The U.S. Catholic Bishops are endorsing a bill proposed in the U.S. House of Representatives that would apply permanent Hyde amendment restrictions to abortion funding in federal programs.
Cardinal Daniel N. DiNardo, chair of the U.S. Catholic Conference of Bishops (USCCB) Committee on Pro-Life Activities, urged Congress to support the “No Taxpayer Funding for Abortion Act” (H.R. 5939), introduced by Rep. Chris Smith (R-N.J.) and Rep. Dan Linkinski (D-Ill.) on July 30.
“H.R. 5939 will write into permanent law a policy on which there has been strong popular and congressional agreement for over 35 years: The federal government should not use taxpayers’ money to support and promote elective abortion,” Cardinal DiNardo stated in an August 20 letter. “Even public officials who take a ‘pro-choice’ stand on abortion, and courts that have insisted on the validity of a constitutional ‘right’ to abortion, have agreed that the government can validly use its funding power to encourage childbirth over abortion.”
The proposed legislation would make permanent the Hyde amendment, and many other pro-life policies that depend on congressional re-approval every year.
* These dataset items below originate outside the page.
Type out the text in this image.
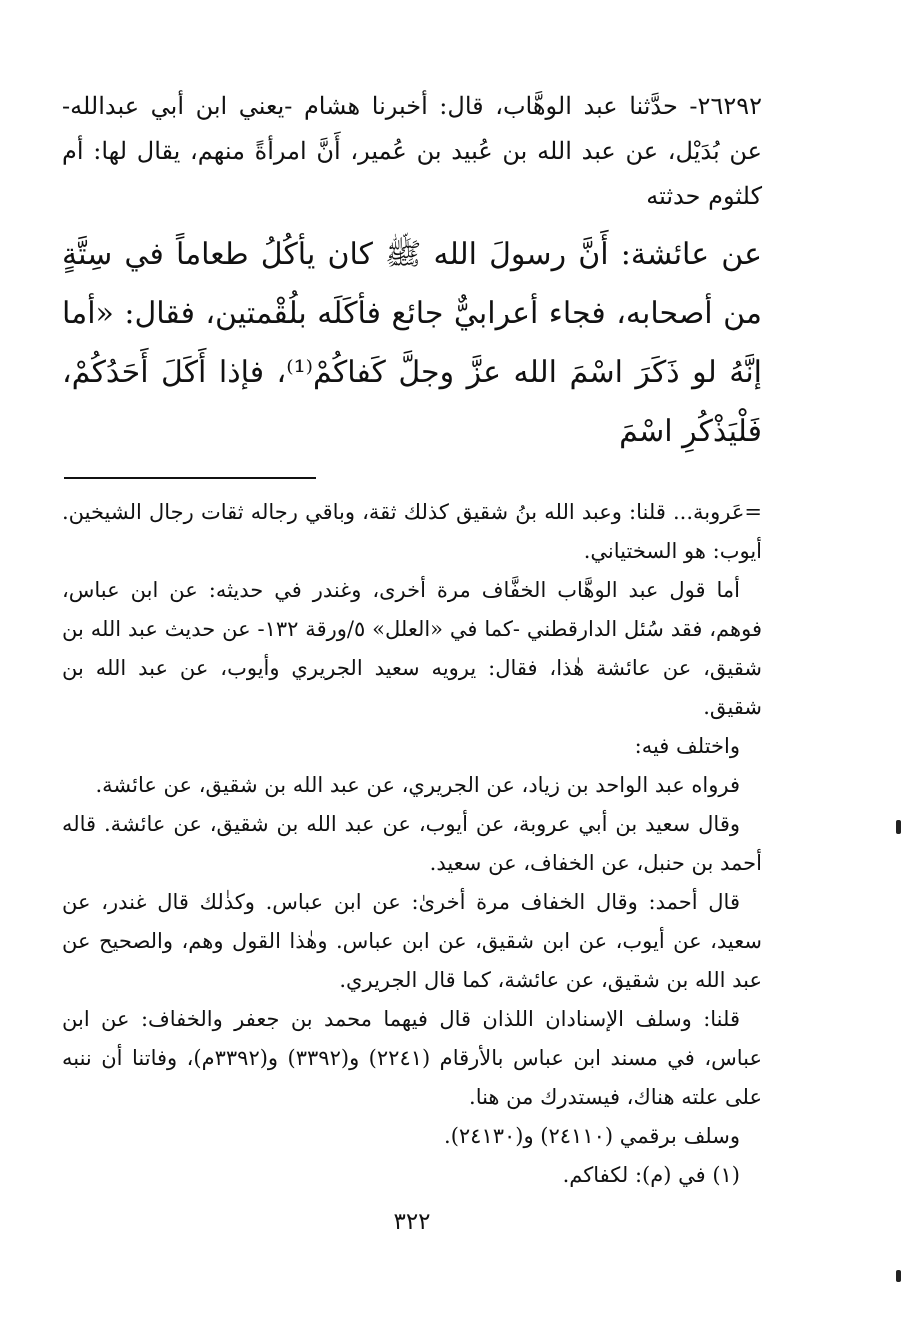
٢٦٢٩٢- حدَّثنا عبد الوهَّاب، قال: أخبرنا هشام -يعني ابن أبي عبدالله- عن بُدَيْل، عن عبد الله بن عُبيد بن عُمير، أَنَّ امرأةً منهم، يقال لها: أم كلثوم حدثته

عن عائشة: أَنَّ رسولَ الله ﷺ كان يأكُلُ طعاماً في سِتَّةٍ من أصحابه، فجاء أعرابيٌّ جائع فأكَلَه بلُقْمتين، فقال: «أما إنَّهُ لو ذَكَرَ اسْمَ الله عزَّ وجلَّ كَفاكُمْ⁽¹⁾، فإذا أَكَلَ أَحَدُكُمْ، فَلْيَذْكُرِ اسْمَ

=عَروبة... قلنا: وعبد الله بنُ شقيق كذلك ثقة، وباقي رجاله ثقات رجال الشيخين. أيوب: هو السختياني.

أما قول عبد الوهَّاب الخفَّاف مرة أخرى، وغندر في حديثه: عن ابن عباس، فوهم، فقد سُئل الدارقطني -كما في «العلل» ٥/ورقة ١٣٢- عن حديث عبد الله بن شقيق، عن عائشة هٰذا، فقال: يرويه سعيد الجريري وأيوب، عن عبد الله بن شقيق.

واختلف فيه:

فرواه عبد الواحد بن زياد، عن الجريري، عن عبد الله بن شقيق، عن عائشة.

وقال سعيد بن أبي عروبة، عن أيوب، عن عبد الله بن شقيق، عن عائشة. قاله أحمد بن حنبل، عن الخفاف، عن سعيد.

قال أحمد: وقال الخفاف مرة أخرىٰ: عن ابن عباس. وكذٰلك قال غندر، عن سعيد، عن أيوب، عن ابن شقيق، عن ابن عباس. وهٰذا القول وهم، والصحيح عن عبد الله بن شقيق، عن عائشة، كما قال الجريري.

قلنا: وسلف الإسنادان اللذان قال فيهما محمد بن جعفر والخفاف: عن ابن عباس، في مسند ابن عباس بالأرقام (٢٢٤١) و(٣٣٩٢) و(٣٣٩٢م)، وفاتنا أن ننبه على علته هناك، فيستدرك من هنا.

وسلف برقمي (٢٤١١٠) و(٢٤١٣٠).

(١) في (م): لكفاكم.

٣٢٢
The Hyde amendment prohibits the funding of elective abortions, except in cases of rape, incest, or threat to the life of the mother, through any program funded by the annual Labor, Health, and Human Services Appropriations Act.
The amendment is currently attached to the annual appropriations bill as a rider each year, rendering its continued survival uncertain.
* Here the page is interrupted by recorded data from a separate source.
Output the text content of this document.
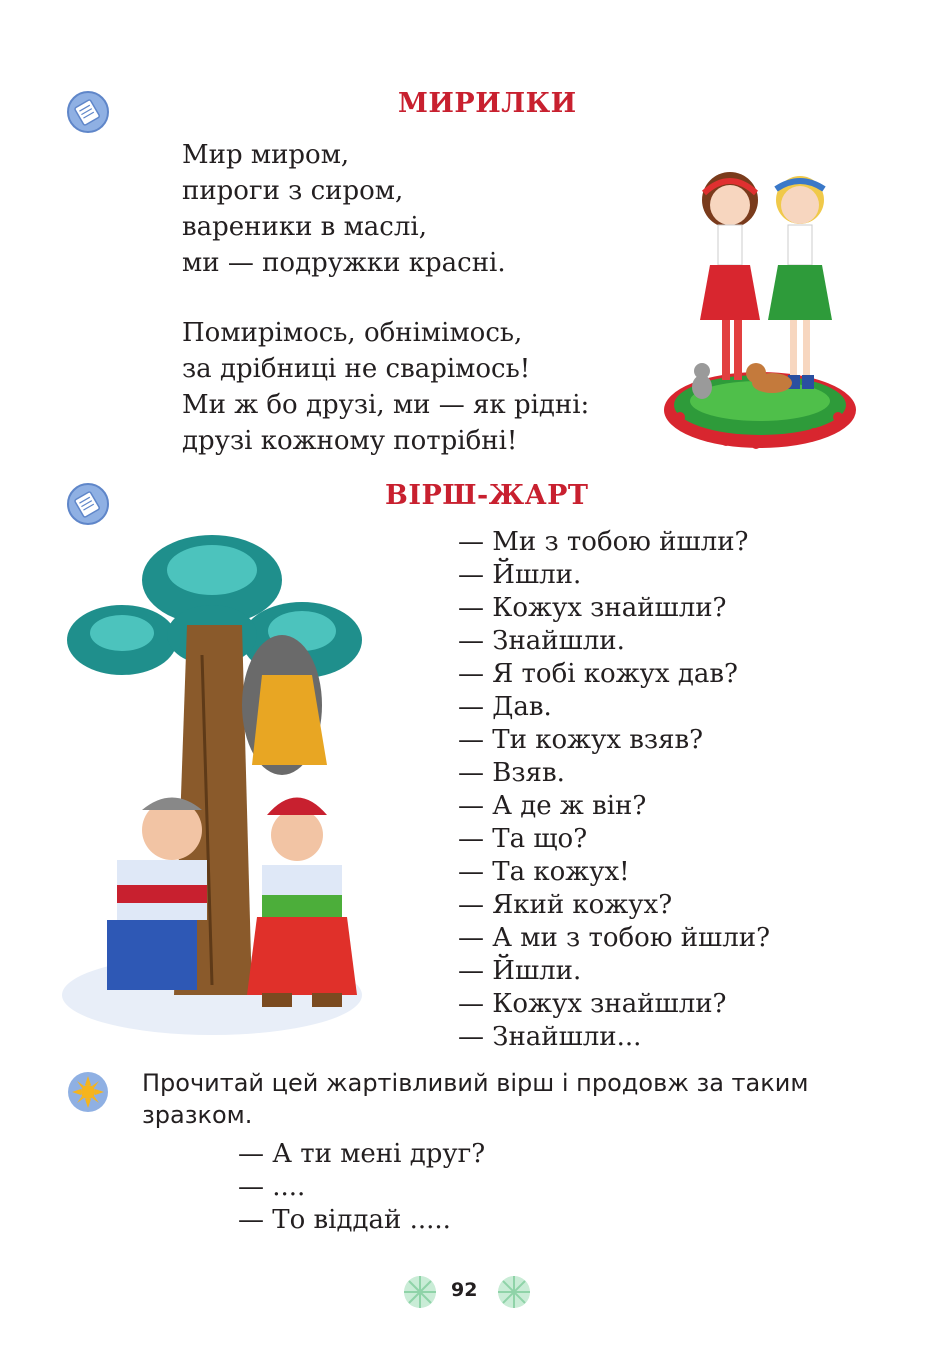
МИРИЛКИ
Мир миром,
пироги з сиром,
вареники в маслі,
ми — подружки красні.
Помирімось, обнімімось,
за дрібниці не сварімось!
Ми ж бо друзі, ми — як рідні:
друзі кожному потрібні!
ВІРШ-ЖАРТ
— Ми з тобою йшли?
— Йшли.
— Кожух знайшли?
— Знайшли.
— Я тобі кожух дав?
— Дав.
— Ти кожух взяв?
— Взяв.
— А де ж він?
— Та що?
— Та кожух!
— Який кожух?
— А ми з тобою йшли?
— Йшли.
— Кожух знайшли?
— Знайшли...
Прочитай цей жартівливий вірш і продовж за таким зразком.
— А ти мені друг?
— ....
— То віддай .....
92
The bill would also make permanent the Helms amendment, the Smith FEHBP amendment, and the Dornan amendment, which respectively prohibit the funding of abortion overseas, the funding of elective abortion coverage for federal employees, and the use of congressionally appropriated funds for abortion in the District of Columbia.
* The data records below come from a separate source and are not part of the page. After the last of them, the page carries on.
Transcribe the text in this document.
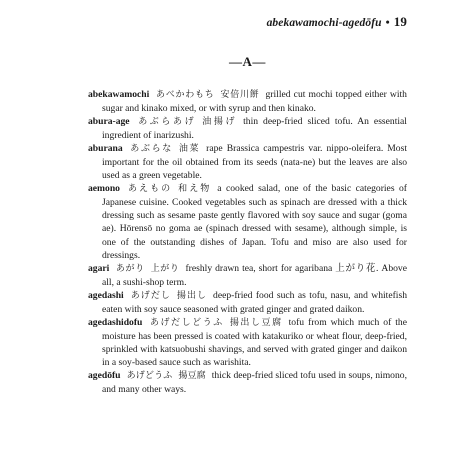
abekawamochi-agedōfu • 19
—A—

abekawamochi あべかわもち 安倍川餅 grilled cut mochi topped either with sugar and kinako mixed, or with syrup and then kinako.

abura-age あぶらあげ 油揚げ thin deep-fried sliced tofu. An essential ingredient of inarizushi.

aburana あぶらな 油菜 rape Brassica campestris var. nippo-oleifera. Most important for the oil obtained from its seeds (nata-ne) but the leaves are also used as a green vegetable.

aemono あえもの 和え物 a cooked salad, one of the basic categories of Japanese cuisine. Cooked vegetables such as spinach are dressed with a thick dressing such as sesame paste gently flavored with soy sauce and sugar (goma ae). Hōrensō no goma ae (spinach dressed with sesame), although simple, is one of the outstanding dishes of Japan. Tofu and miso are also used for dressings.

agari あがり 上がり freshly drawn tea, short for agaribana 上がり花. Above all, a sushi-shop term.

agedashi あげだし 揚出し deep-fried food such as tofu, nasu, and whitefish eaten with soy sauce seasoned with grated ginger and grated daikon.

agedashidofu あげだしどうふ 揚出し豆腐 tofu from which much of the moisture has been pressed is coated with katakuriko or wheat flour, deep-fried, sprinkled with katsuobushi shavings, and served with grated ginger and daikon in a soy-based sauce such as warishita.

agedōfu あげどうふ 揚豆腐 thick deep-fried sliced tofu used in soups, nimono, and many other ways.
In addition to banning abortion funding, the bill would also codify the Hyde-Weldon conscience clause within the Hyde amendment. This ensures that recipients of federal funding do not discriminate against health care providers because they do not provide or facilitate abortions.
The bill already has 166 co-sponsors, including 20 Democrat House members.
DiNardo said it was imperative that Congress pass Hyde-like restrictions across the whole gamut of federal programs, since Congress has needed to pass individual legislation in order to address newly discovered gaps or loopholes where federal dollars could go to finance elective abortions.
“While Congress’s policy has been remarkably consistent for decades, implementation of that policy in practice has been piecemeal and sometimes sadly inadequate,” Cardinal DiNardo said.
He pointed to three aspects in the new national health care reform that contradict the spirit, if not the letter of Hyde, including provisions “directly forcing conscientiously opposed citizens in many plans to fund other people’s abortions through their health premiums.”
DiNardo said that should Congress pass H.R. 5939, then “federal health legislation could be debated and supported in terms of its ability to promote the goal of universal health care, instead of being mired in debates about one lethal procedure that most Americans know is not about ‘health care’ at all.”